An appearance of asymmetrically spreading flames in narrow combustible channel

This paper numerically investigated the detail process to appear the asymmetrically spreading flames in narrow channel consisted of combustibles. We have successfully reproduced the transient process to form asymmetrically arranged spreading flame first ever in this work. 2-D, time-dependent mass and energy transport process as well as one-step chemical process in gas-phase is considered. Thick solid combustible plates (PMMA) are placed at both sides, then exactly the same ignition operation is made to initiate symmetrical processes. Pure oxygen is fed into the channel at the fixed rate to promote the spreading. Oxidizer velocity and channel height are varied as numerical parameters in this study. After the forced ignition, the combustibles are pyrolized via one-step reaction to evolve the fuel gas into the gas phase to form the opposed-mode flame spreading.

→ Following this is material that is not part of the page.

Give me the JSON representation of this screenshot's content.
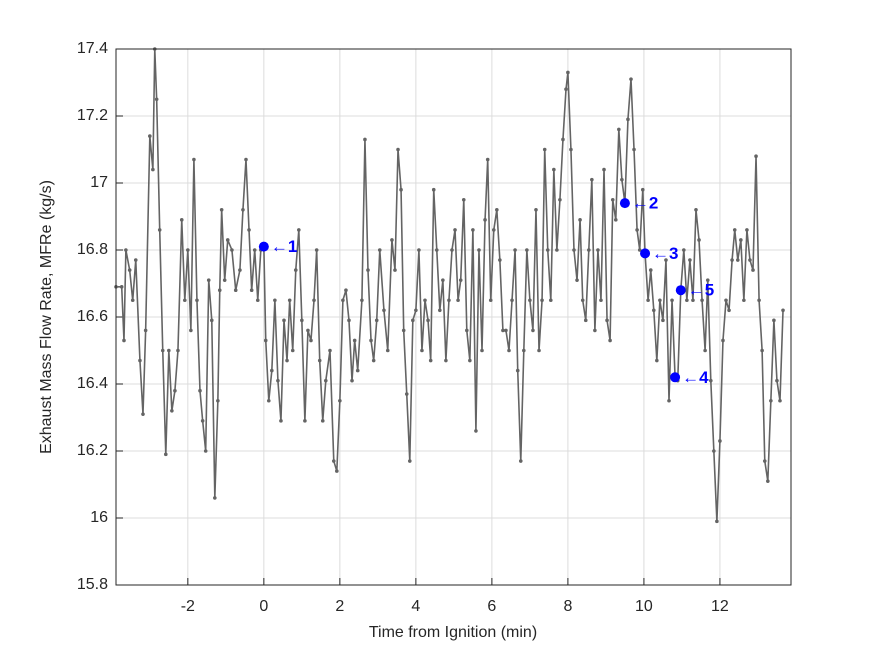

Results show the distinctive three spreading modes (two-symmetric flames spreading, two-asymmetric flames spreading and one flame spreading) and transient process from one to the other mode is successfully simulated, which is hardly achieved in experiment. The asymmetric flame spreading mode appears under the limited combination of channel height and velocity. Moreover the distance between two leading edges of the flame varies depending on the imposed condition. Flow patterns are found to be sinus motion, thus the heated and accelerated oxidizer flow may enhance the reaction in the downstream. In this way, it is suggested that the flowing oxygen is effectively used to burn two fuel slabs. It is obvious that the asymmetrical configuration gives temporary stable condition. To study the details further, systematic study is demanded.